Commentary: Are We Better Off Today? It Depends On Who You Ask
For years, many people subscribed to the idea that progress in society was inevitable. But in today’s world, the question of whether we are better off than our parents were has become increasingly difficult to answer. And as Fresno State Philosophy Professor Andrew Fiala suggests in this edition of FM89’s commentary series The Moral Is, it all depends on your point of view.
Most Americans appear to think that the U.S is in decline. A recent Wall Street Journal poll concluded that 76% of adults think that their kids will be worse off than they are. A leading pundit—the political scientist Francis Fukuyama—recently published an article with the simple title, “America in Decay.”

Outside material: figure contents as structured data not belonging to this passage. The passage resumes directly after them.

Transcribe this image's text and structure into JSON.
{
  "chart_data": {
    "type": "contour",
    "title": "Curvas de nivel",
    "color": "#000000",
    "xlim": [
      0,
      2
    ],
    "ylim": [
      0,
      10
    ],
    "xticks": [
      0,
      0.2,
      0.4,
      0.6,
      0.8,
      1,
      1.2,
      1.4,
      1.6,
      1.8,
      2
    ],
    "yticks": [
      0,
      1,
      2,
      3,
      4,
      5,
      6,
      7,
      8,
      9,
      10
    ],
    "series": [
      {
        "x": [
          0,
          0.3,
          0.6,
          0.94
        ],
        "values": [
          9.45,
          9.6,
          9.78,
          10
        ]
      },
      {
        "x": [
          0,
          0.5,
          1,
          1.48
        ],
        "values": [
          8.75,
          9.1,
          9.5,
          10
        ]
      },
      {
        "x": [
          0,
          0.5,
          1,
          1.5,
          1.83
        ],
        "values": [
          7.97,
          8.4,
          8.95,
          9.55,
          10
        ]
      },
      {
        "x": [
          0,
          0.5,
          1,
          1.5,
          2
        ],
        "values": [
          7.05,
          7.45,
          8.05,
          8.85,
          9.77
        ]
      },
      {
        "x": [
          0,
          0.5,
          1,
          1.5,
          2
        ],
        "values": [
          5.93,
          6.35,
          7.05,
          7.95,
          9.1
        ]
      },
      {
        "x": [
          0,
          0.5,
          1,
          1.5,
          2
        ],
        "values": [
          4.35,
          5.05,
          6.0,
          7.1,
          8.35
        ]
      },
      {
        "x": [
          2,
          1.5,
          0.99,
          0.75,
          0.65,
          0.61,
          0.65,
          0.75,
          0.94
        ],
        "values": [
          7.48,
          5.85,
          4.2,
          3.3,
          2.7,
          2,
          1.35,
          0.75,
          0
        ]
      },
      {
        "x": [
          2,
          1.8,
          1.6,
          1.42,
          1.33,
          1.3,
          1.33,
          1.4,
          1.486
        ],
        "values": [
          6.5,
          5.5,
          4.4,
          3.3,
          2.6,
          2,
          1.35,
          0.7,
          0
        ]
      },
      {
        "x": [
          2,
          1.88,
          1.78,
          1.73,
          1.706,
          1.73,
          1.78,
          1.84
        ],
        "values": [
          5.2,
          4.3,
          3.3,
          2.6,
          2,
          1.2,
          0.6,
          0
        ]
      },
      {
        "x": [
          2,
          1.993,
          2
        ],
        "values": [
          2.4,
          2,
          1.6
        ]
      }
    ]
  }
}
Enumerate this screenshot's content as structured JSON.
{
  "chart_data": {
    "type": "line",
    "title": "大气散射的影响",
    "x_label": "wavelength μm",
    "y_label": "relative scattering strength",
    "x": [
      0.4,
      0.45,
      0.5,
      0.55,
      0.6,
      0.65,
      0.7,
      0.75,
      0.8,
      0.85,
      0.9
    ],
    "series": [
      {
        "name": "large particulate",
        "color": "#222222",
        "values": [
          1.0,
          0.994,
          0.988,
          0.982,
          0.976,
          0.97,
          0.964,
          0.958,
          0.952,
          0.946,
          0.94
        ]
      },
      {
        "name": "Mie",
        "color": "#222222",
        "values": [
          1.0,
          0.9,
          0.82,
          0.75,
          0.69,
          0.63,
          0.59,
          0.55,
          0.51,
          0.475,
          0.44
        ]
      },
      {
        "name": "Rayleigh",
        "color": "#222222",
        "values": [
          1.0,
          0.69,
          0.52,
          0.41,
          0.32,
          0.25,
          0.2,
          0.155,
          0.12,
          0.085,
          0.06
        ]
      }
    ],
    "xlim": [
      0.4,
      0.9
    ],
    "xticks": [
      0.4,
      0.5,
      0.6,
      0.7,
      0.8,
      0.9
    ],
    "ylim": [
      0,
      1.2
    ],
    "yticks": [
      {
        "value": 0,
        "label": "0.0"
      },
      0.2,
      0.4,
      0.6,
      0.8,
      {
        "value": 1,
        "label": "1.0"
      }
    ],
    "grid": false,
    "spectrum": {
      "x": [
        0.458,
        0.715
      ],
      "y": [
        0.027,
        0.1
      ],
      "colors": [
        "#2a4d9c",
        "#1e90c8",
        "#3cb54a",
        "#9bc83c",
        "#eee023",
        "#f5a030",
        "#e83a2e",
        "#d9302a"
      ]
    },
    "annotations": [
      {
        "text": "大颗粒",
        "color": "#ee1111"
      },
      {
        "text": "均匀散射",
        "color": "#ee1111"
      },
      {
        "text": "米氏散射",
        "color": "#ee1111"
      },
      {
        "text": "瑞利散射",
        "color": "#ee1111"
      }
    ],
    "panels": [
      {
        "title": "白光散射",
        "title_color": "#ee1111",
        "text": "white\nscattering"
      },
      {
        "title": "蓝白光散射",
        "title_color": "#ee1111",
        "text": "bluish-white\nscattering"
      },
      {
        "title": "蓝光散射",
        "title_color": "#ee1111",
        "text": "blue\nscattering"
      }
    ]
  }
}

There are a lot of bad things going on: riots, wars, plagues, and droughts. And it often seems that our politicians are busy fiddling while Rome burns or the icecaps melt. This can appear to be downright Biblical. Indeed, some blame our ills on the demise of organized religion. Others will claim the reverse: that religious fanaticism is still a problem to be overcome.
And therein lies the problem. One person’s portent of decline can be another person’s harbinger of progress. That’s why we should be careful in making such global historical pronouncements. Indeed, Fukuyama—who says that America is in decay—should know better. He once famously pronounced that with the end of the Cold War, history had ended. But a lot has happened since 1989. If history teaches us anything, it’s that we ought to avoid prophetic declarations about history.
There is no fixed point of reference from which we could make grand historical judgments. Indeed, grand historical narratives that celebrate the triumph of one group or idea will appear callous and ridiculous from another point of view. Nomadic hunter-gatherers must have viewed the agricultural revolution as insane. The triumph of Roman civilization was a disaster for the Celts. The Luddites opposed the Industrial Revolution. The hearty American Pioneers were viewed as conquering barbarians by Native Americans. The winners write the history and the losers grouse.
The supposed decay of American values appears so only from a limited vantage point. The world is much better now for women, non-Whites, and homosexuals than it was in the 19th Century. Our climate is heating up but we can travel easily to the far reaches of the globe. Crimes rates have fallen but our prisons are full. Are we better off?
The question of whether we expect our children to be better is even harder to answer. One thing is certain, when our children arrive in the future their lives will be different. They will look at us and our old-fashioned values the same way that we look at the strange values of the Romans, Celts, Luddites, and Pioneers.
“Better or worse?” Well… that all depends on your point of view. We may not like the way things turn out for our children or their weird new values. But the future belongs to them—not to us.